Der Verein mit Sitz in Wangen lässt seine Vereinsheime prüfen. Foto: Gerhard Ziegler

Studenten der Immobilienwirtschaft nehmen die Vereinsheime der Sportkultur Stuttgart unter die Lupe. Sie wollen zeigen, wie die sieben Immobilien noch genutzt werden könnten.

Wangen - Fünf Jahre ist es nun schon her, dass sich die Vereine SKG Hedelfingen, SKV Rohracker, TV Hedelfingen und VfL Wangen zur Sportkultur Stuttgart (SKS) zusammen geschlossen haben. 2015 fusionierte die Sportkultur dann noch mit dem SV Obertürkheim. Damit hat der Verein aber nicht nur neue Flächen und Angebote hinzu gewonnen. Er hat auch sage und schreibe sieben unterschiedliche Standorte. Und damit auch sieben Vereinsheime. „Die brauchen wir nicht alle“, meint Gerhard Ziegler, der stellvertretende Vorsitzender der SKS. Deshalb wolle man nun einen „Blick in die Zukunft“ werfen: Studenten der Immobilienwirtschaft an der Dualen Hochschule Baden-Württemberg sollen die Vereinsheime unter die Lupe nehmen und zeigen, was man aus den Räumlichkeiten machen könnte.

Die Projektarbeit der rund 25 Studenten startet im Juni. Dann werden die Vereinsheime der Sportkultur auf Herz und Nieren geprüft. Im Juli sollen im Haus des Sports in Bad Cannstatt die Ergebnisse präsentiert werden. Mit im Boot sind auch die Stadt Stuttgart und der Württembergische Landessportbund.
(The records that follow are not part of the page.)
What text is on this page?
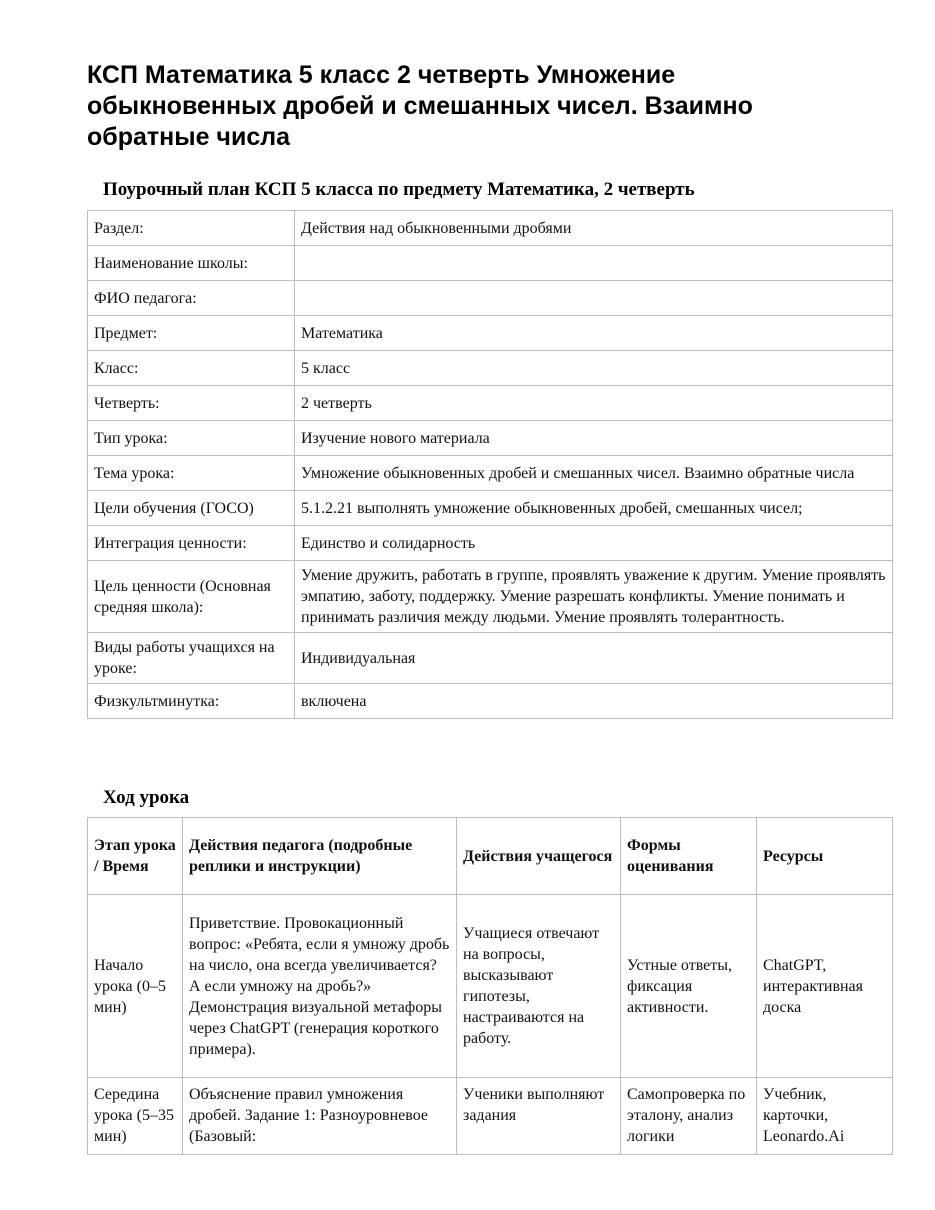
КСП Математика 5 класс 2 четверть Умножение обыкновенных дробей и смешанных чисел. Взаимно обратные числа
Поурочный план КСП 5 класса по предмету Математика, 2 четверть
Раздел:	Действия над обыкновенными дробями
Наименование школы:	
ФИО педагога:	
Предмет:	Математика
Класс:	5 класс
Четверть:	2 четверть
Тип урока:	Изучение нового материала
Тема урока:	Умножение обыкновенных дробей и смешанных чисел. Взаимно обратные числа
Цели обучения (ГОСО)	5.1.2.21 выполнять умножение обыкновенных дробей, смешанных чисел;
Интеграция ценности:	Единство и солидарность
Цель ценности (Основная средняя школа):	Умение дружить, работать в группе, проявлять уважение к другим. Умение проявлять эмпатию, заботу, поддержку. Умение разрешать конфликты. Умение понимать и принимать различия между людьми. Умение проявлять толерантность.
Виды работы учащихся на уроке:	Индивидуальная
Физкультминутка:	включена
Ход урока
Этап урока / Время	Действия педагога (подробные реплики и инструкции)	Действия учащегося	Формы оценивания	Ресурсы
Начало урока (0–5 мин)	Приветствие. Провокационный вопрос: «Ребята, если я умножу дробь на число, она всегда увеличивается? А если умножу на дробь?» Демонстрация визуальной метафоры через ChatGPT (генерация короткого примера).	Учащиеся отвечают на вопросы, высказывают гипотезы, настраиваются на работу.	Устные ответы, фиксация активности.	ChatGPT, интерактивная доска
Середина урока (5–35 мин)	Объяснение правил умножения дробей. Задание 1: Разноуровневое (Базовый:	Ученики выполняют задания	Самопроверка по эталону, анализ логики	Учебник, карточки, Leonardo.Ai
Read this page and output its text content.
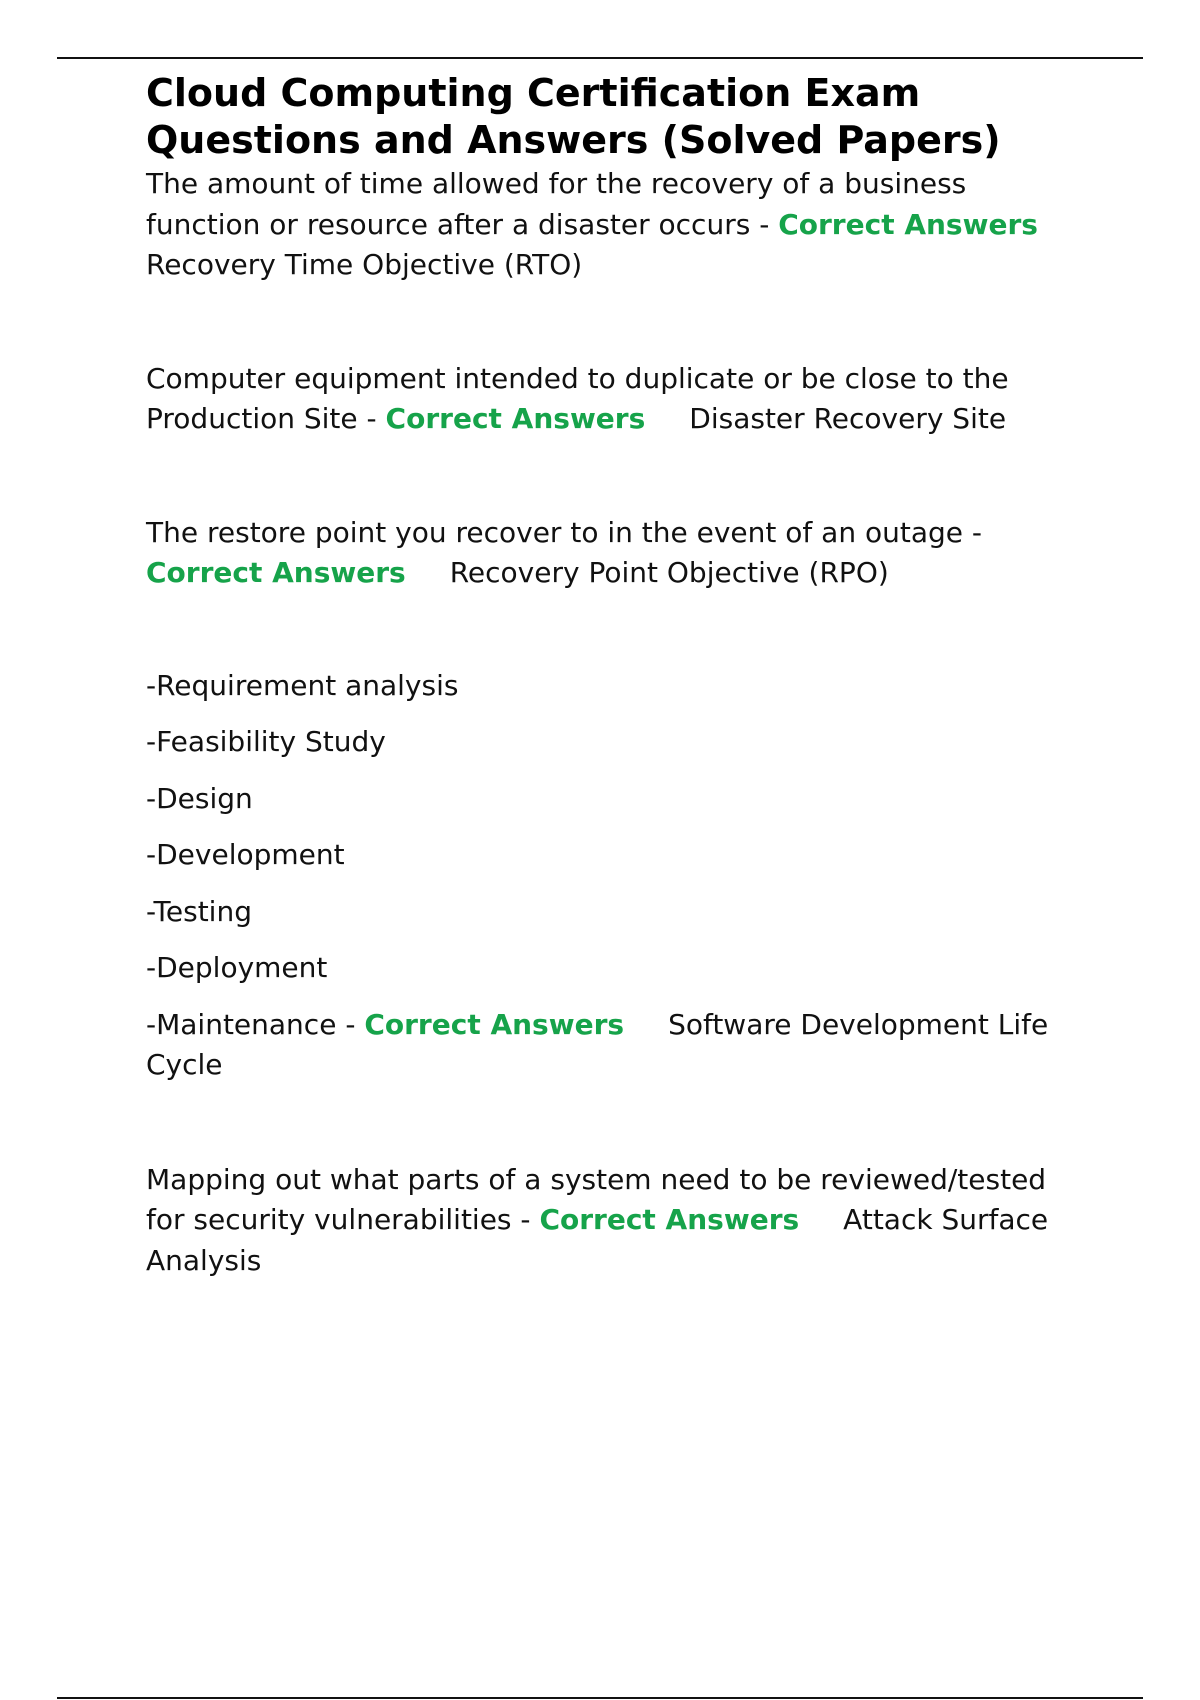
Cloud Computing Certification Exam Questions and Answers (Solved Papers)

The amount of time allowed for the recovery of a business function or resource after a disaster occurs - Correct AnswersRecovery Time Objective (RTO)

Computer equipment intended to duplicate or be close to the Production Site - Correct Answers Disaster Recovery Site

The restore point you recover to in the event of an outage - Correct Answers Recovery Point Objective (RPO)

-Requirement analysis
-Feasibility Study
-Design
-Development
-Testing
-Deployment
-Maintenance - Correct Answers Software Development Life Cycle

Mapping out what parts of a system need to be reviewed/tested for security vulnerabilities - Correct Answers Attack Surface Analysis
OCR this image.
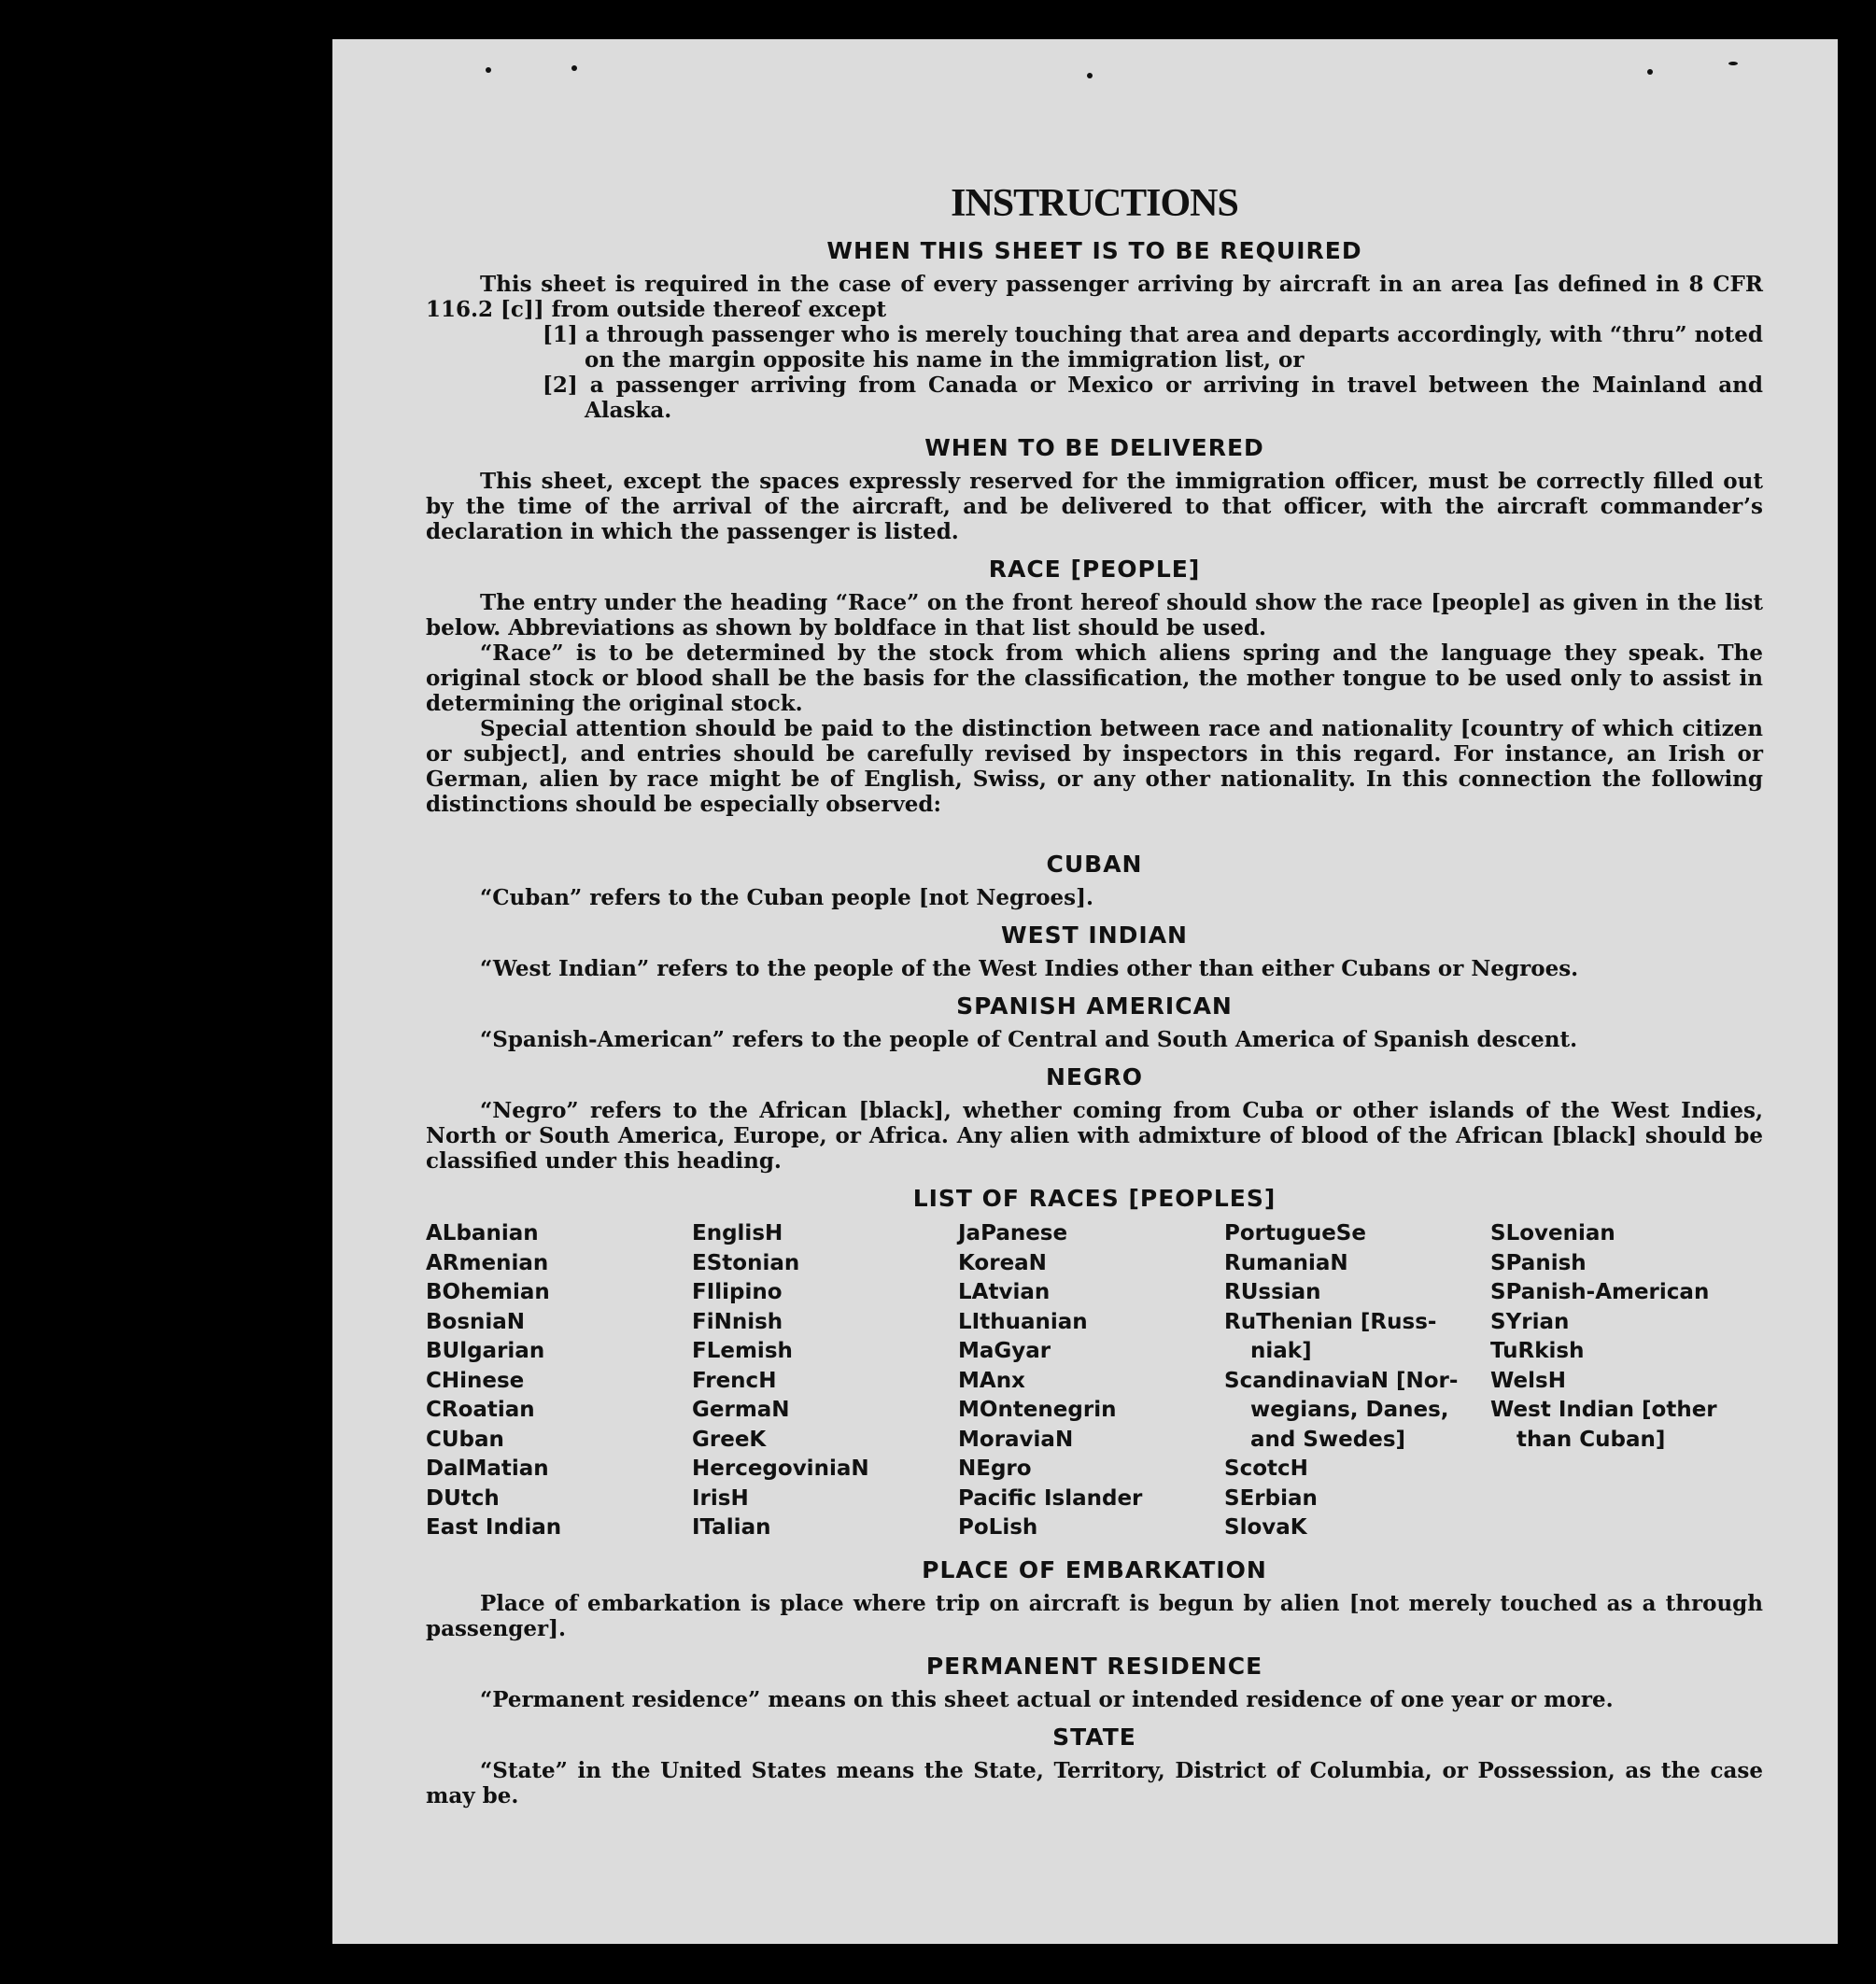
INSTRUCTIONS
WHEN THIS SHEET IS TO BE REQUIRED

This sheet is required in the case of every passenger arriving by aircraft in an area [as defined in 8 CFR 116.2 [c]] from outside thereof except

[1] a through passenger who is merely touching that area and departs accordingly, with “thru” noted on the margin opposite his name in the immigration list, or

[2] a passenger arriving from Canada or Mexico or arriving in travel between the Mainland and Alaska.

WHEN TO BE DELIVERED

This sheet, except the spaces expressly reserved for the immigration officer, must be correctly filled out by the time of the arrival of the aircraft, and be delivered to that officer, with the aircraft commander’s declaration in which the passenger is listed.

RACE [PEOPLE]

The entry under the heading “Race” on the front hereof should show the race [people] as given in the list below. Abbreviations as shown by boldface in that list should be used.

“Race” is to be determined by the stock from which aliens spring and the language they speak. The original stock or blood shall be the basis for the classification, the mother tongue to be used only to assist in determining the original stock.

Special attention should be paid to the distinction between race and nationality [country of which citizen or subject], and entries should be carefully revised by inspectors in this regard. For instance, an Irish or German, alien by race might be of English, Swiss, or any other nationality. In this connection the following distinctions should be especially observed:

CUBAN

“Cuban” refers to the Cuban people [not Negroes].

WEST INDIAN

“West Indian” refers to the people of the West Indies other than either Cubans or Negroes.

SPANISH AMERICAN

“Spanish-American” refers to the people of Central and South America of Spanish descent.

NEGRO

“Negro” refers to the African [black], whether coming from Cuba or other islands of the West Indies, North or South America, Europe, or Africa. Any alien with admixture of blood of the African [black] should be classified under this heading.

LIST OF RACES [PEOPLES]
ALbanian
ARmenian
BOhemian
BosniaN
BUlgarian
CHinese
CRoatian
CUban
DalMatian
DUtch
East Indian
EnglisH
EStonian
FIlipino
FiNnish
FLemish
FrencH
GermaN
GreeK
HercegoviniaN
IrisH
ITalian
JaPanese
KoreaN
LAtvian
LIthuanian
MaGyar
MAnx
MOntenegrin
MoraviaN
NEgro
Pacific Islander
PoLish
PortugueSe
RumaniaN
RUssian
RuThenian [Russ-
niak]
ScandinaviaN [Nor-
wegians, Danes,
and Swedes]
ScotcH
SErbian
SlovaK
SLovenian
SPanish
SPanish-American
SYrian
TuRkish
WelsH
West Indian [other
than Cuban]
PLACE OF EMBARKATION

Place of embarkation is place where trip on aircraft is begun by alien [not merely touched as a through passenger].

PERMANENT RESIDENCE

“Permanent residence” means on this sheet actual or intended residence of one year or more.

STATE

“State” in the United States means the State, Territory, District of Columbia, or Possession, as the case may be.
Denkbar sind viele Nutzungsmöglichkeiten

„Wir sind für neue Ideen offen und gespannt, was uns die Studenten vorschlagen“, sagt Gerhard Ziegler. Für ihn seien viele Nutzungsmöglichkeiten denkbar – vom Spiel- und Freizeitraum bis hin zum betreuten Seniorenwohnen. Eventuell könne auch über den Verkauf einer Immobilie nachgedacht werden. Es sei aber keinesfalls geplant, irgendwelche „lieb gewonnenen Sportstätten zu schließen“, stellt Ziegler klar. Vielmehr sehe er die Zusammenarbeit mit der Dualen Hochschule als eine Art „Denkfabrik“, in der Nutzungsmöglichkeiten für die Zukunft erarbeitet werden sollen. Dabei sei es hilfreich, mal „einen Blick von außen“ zu bekommen.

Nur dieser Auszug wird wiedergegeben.